I decided to run a Docker swarm at home because I thought it would be useful to know how to do and didn’t really appreciate what I was getting into when I started it all. Despite the current them of my blog, security is what I’m really interested in and a swarm is going to give me ways to quickly deploy and throw away things to play with.
Looking back, this was a really useful experience and I was able to figure out quite about how to make things work. This series of posts is going to be written in the order I figured things out, hopefully you can learn from the problems I ran into and how I fixed them.
Some Considerations
First, does it make sense to have a swarm for you? I interact with them some at work so I need to know something about them, so that made this worthwhile for me. It’s a big pain in the ass and it’s a mystery why some things don’t work until you find something obscure someone wrote that describes your exact problem. I’m also partly to blame for my troubles as I am treating this as a hobby and not a real project, I didn’t read the documentation thoroughly for everything so some things I’ve run into were clearly documented and I should have just read the whole documentation instead of skimming for the bits I thought I needed.
Assuming you’re willing to put up with the above, let’s move on.
Where I want to be
I got interested in traefik( because I saw it working and it’s really cool. You can expose containers by DNS name and provide HTTPS by only exposing Traefik. They include instructions for running it both locally and in a swarm. If you’re running a service like portainer, it would be available at something like https://portainer.mydomain.com.

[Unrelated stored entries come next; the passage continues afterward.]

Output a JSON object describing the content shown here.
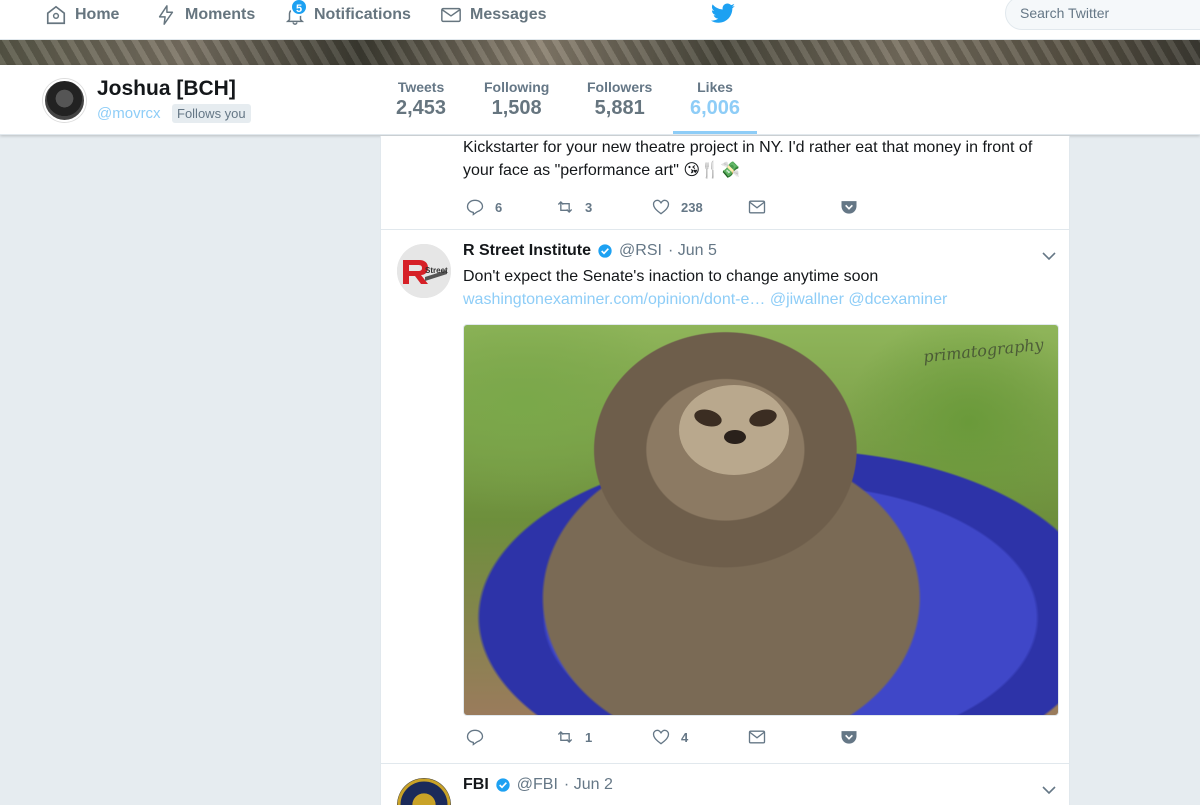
{
  "nav": {
    "home": "Home",
    "moments": "Moments",
    "notifications": "Notifications",
    "notifications_badge": "5",
    "messages": "Messages",
    "search_placeholder": "Search Twitter"
  },
  "profile": {
    "name": "Joshua [BCH]",
    "handle": "@movrcx",
    "follows_you": "Follows you",
    "stats": [
      {
        "label": "Tweets",
        "value": "2,453"
      },
      {
        "label": "Following",
        "value": "1,508"
      },
      {
        "label": "Followers",
        "value": "5,881"
      },
      {
        "label": "Likes",
        "value": "6,006"
      }
    ]
  },
  "tweets": [
    {
      "text_line1": "Kickstarter for your new theatre project in NY. I'd rather eat that money in front of",
      "text_line2": "your face as \"performance art\" 😘🍴💸",
      "replies": "6",
      "retweets": "3",
      "likes": "238"
    },
    {
      "name": "R Street Institute",
      "handle": "@RSI",
      "date": "· Jun 5",
      "text": "Don't expect the Senate's inaction to change anytime soon",
      "link": "washingtonexaminer.com/opinion/dont-e…",
      "mention1": "@jiwallner",
      "mention2": "@dcexaminer",
      "avatar_label": "Street",
      "media_watermark": "primatography",
      "replies": "",
      "retweets": "1",
      "likes": "4"
    },
    {
      "name": "FBI",
      "handle": "@FBI",
      "date": "· Jun 2"
    }
  ],
  "colors": {
    "accent": "#1da1f2",
    "link_light": "#8ecdf7",
    "muted": "#657786",
    "background": "#e6ecf0"
  }
}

I want to run traefik and just make it available on my home network. Since the really out of the box solution they provide is better for internet accessible deployments, we’ll need to make some tweaks.
Requirements
If you have a proxmox lab anything like mine, you’ve got most everything you need. My Swarm set up continues to evolve, but currently looks like this
- 4x LXC containers running my swarm nodes, my manager, and my aptcache
- 4x Static IPs so I don’t lose anything
- 3x LXC Containers with docker installed
- Appropriate AppArmor profiles
- NAS from my DD-WRT router
- 2x worker nodes
- 1x manager node
The AppArmor bit is important. By default, LXC has restrictions on it that prevent it from doing many of the cool things docker needs to do to make things work. This post from Google and this post from Docker were very important for knowing what I was supposed to do here. I’m pretty sure there’s a working AppArmor profile somewhere, but I can’t find it.
General Process Notes
My process for doing each of these was pretty iterative. I started by getting things working on my laptop as a single docker host. After I figured out how to do each thing manually, I’d write an ansible-playbook with roles to handle each part of the tasks. Some I wrote myself, some I just took from others and modified to suit my needs.
Once it worked on my laptop and I could run a docker swarm and spin up stacks with compose files, I created the docker swarm in VMs. Doing it in VMs first eliminated a lot of headaches I had to figure out getting LXC containers working and let me focus on the substance of what I was trying to get done. Once I had this working in VMs, I created LXC containers, got docker working in them, built a swarm, got single containers working, go a stack working, and got traefik configured to serve up traffic.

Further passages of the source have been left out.